Consulenti tributari, costante aumento norme fiscali richiede semplificazione adempimenti

·2 minuto per la lettura
default featured image 3 1200x900
default featured image 3 1200x900

Roma, 27 apr. (ALabitalia) – "La riforma fiscale e soprattutto la semplificazione sono tematiche particolarmente 'sensibili' per la nostra associazione di tributaristi e sono stati oggetto di numerose richieste formulate in diverse occasioni di confronto con le istituzioni pubbliche. Confidiamo che nella seconda metà del 2021 questi propositi si tramutino in disposizioni legislative mirate e funzionali, tali da fornire un contributo considerevole al processo di modernizzazione del sistema fiscale italiano". A dirlo Celestino Bottoni, presidente nazionale dell'Ancot, Associazione nazionale consulenti tributari.
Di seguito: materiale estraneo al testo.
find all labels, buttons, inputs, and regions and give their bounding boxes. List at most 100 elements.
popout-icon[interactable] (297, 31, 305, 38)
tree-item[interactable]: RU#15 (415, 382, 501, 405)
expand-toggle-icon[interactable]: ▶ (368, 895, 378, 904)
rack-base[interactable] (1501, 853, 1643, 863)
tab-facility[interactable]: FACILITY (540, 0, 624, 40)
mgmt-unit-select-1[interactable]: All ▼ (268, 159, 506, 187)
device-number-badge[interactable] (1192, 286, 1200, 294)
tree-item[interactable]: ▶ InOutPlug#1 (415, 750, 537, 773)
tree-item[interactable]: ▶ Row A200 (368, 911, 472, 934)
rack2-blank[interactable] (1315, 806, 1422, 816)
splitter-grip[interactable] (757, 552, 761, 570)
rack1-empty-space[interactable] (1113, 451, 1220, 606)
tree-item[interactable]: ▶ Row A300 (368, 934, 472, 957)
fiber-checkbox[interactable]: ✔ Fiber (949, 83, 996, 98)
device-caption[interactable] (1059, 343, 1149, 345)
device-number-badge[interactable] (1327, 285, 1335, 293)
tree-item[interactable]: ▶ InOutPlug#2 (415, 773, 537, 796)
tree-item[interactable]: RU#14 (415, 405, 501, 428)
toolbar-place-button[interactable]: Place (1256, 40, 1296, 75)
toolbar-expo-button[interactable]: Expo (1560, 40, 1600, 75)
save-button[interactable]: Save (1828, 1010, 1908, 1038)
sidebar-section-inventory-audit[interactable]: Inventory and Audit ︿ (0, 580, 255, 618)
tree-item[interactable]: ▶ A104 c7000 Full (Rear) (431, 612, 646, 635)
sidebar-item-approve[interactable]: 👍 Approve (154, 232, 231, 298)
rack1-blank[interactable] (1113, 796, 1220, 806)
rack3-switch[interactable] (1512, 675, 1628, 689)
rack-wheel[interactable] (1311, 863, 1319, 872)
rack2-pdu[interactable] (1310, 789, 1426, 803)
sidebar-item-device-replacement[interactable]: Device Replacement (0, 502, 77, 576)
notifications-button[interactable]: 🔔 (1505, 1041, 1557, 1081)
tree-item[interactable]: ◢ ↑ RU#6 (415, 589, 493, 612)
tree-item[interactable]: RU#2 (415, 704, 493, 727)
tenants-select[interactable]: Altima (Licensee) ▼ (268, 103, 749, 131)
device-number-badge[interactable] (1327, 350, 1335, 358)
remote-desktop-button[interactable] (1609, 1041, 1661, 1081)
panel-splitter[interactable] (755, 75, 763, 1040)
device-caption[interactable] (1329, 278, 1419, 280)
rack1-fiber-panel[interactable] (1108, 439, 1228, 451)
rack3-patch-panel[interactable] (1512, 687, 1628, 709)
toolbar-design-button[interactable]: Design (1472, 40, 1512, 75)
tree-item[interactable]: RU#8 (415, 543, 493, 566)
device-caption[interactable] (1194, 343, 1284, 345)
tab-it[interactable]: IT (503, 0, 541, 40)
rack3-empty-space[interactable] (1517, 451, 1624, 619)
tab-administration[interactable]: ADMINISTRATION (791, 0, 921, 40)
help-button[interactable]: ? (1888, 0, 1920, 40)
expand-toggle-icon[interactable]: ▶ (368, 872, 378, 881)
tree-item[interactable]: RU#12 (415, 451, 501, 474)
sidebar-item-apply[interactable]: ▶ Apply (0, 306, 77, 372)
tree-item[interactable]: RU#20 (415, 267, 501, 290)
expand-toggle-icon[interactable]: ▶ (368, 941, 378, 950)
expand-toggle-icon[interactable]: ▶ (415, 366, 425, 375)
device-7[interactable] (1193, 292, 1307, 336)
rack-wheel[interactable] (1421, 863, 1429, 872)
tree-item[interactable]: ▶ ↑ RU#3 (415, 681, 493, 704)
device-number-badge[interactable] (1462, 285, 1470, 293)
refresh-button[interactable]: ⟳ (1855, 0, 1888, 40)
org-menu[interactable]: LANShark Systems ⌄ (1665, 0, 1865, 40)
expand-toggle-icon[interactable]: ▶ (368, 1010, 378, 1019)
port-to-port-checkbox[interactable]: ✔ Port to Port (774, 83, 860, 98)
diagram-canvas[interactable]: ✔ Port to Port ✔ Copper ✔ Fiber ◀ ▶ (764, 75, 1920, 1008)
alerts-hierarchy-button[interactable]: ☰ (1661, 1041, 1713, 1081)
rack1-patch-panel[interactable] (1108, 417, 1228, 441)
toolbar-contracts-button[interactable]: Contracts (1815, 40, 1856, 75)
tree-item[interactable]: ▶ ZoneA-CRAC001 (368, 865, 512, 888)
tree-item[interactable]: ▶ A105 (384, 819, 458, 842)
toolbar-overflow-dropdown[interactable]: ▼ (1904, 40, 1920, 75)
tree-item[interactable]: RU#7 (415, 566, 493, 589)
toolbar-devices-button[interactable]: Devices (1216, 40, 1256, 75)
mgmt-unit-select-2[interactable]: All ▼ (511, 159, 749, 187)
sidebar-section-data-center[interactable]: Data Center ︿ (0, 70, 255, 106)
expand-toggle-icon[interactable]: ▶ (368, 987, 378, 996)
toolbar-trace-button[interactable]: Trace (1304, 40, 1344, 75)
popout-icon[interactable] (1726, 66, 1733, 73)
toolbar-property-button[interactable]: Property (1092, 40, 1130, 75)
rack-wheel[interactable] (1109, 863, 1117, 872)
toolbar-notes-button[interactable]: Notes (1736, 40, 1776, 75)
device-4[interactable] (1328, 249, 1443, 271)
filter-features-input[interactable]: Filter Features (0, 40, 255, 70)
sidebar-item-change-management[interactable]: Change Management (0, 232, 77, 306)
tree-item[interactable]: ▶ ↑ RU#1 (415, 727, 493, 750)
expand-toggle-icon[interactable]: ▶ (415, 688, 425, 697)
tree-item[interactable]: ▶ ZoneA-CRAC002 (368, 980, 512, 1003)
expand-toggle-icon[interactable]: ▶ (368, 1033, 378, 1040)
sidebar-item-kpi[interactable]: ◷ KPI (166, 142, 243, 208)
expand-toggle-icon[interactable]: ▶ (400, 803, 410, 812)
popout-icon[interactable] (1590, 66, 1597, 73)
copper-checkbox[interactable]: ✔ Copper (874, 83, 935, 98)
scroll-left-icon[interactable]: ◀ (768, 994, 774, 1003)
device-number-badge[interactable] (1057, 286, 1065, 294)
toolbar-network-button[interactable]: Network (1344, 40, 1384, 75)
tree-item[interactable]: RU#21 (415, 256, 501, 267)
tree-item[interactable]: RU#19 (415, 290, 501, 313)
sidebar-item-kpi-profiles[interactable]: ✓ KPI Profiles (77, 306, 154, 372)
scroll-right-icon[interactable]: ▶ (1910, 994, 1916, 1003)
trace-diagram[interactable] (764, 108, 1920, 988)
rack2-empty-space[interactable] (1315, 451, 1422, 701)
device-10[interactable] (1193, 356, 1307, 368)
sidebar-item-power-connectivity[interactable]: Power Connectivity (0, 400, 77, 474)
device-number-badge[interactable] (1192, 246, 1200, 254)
"Nel def – spiega – viene evidenziato come proprio per fronteggiare la crisi pandemica che continua a condizionare pesantemente la vita economica e sociale del Paese e del mondo intero, è necessario utilizzare tutti gli strumenti a disposizione, dalla campagna di vaccinazione, all'impulso alla ricerca medica e al rafforzamento del Sistema sanitario nazionale; in campo economico, dai sostegni e ristori al rilancio degli investimenti e dello sviluppo con il piano di ripresa e resilienza (Pnrr) finanziato dal next generation eu (Ngeu) e da ulteriori risorse nazionali".

"Emerge – continua Bottoni – come l'esigenza primaria per la maggioranza e per il Governo è quella di sostenere i vari settori economici per il tempo necessario e di continuare a compensare le imprese e i lavoratori più danneggiati dalle misure di restrizione sanitarie, al fine di evitare la chiusura definitiva di molte posizioni lavorative e di aziende".

"In questi giorni – fa notare il presidente nazionale dell'Ancot – gli studi dei consulenti tributari sono alle prese con l'avvio della stagione delle dichiarazioni dei redditi. Un'incombenza che certamente non si coniuga con la semplificazione: 366 pagine di istruzioni per il modello redditi pf 2021, 255 per il modello redditi sp, 293 per il modello redditi sc, il tutto condito dall'attesa circolare extra-large sui modelli 730, che l'anno scorso di 411 pagine".

"Nelle dichiarazioni dei redditi del 2020 – ricorda Celestino Bottoni – dovranno essere indicate anche le somme erogate dallo Stato a favore dei soggetti che hanno subito danni economici a seguito dell'emergenza sanitaria anche se non concorrono alla determinazione del reddito, né d'impresa né di lavoro autonomo, e sulle quali nessuna imposta deve essere corrisposta".

"Comunque – sottolinea – sono informazioni che sono già in possesso dell'amministrazione finanziaria che ha provveduto direttamente all'esame delle pratiche e all'erogazione dei contributi. Anche la richiesta informazioni e dati duplicati potrebbe essere evitata in ottica semplificazione? Noi crediamo di si".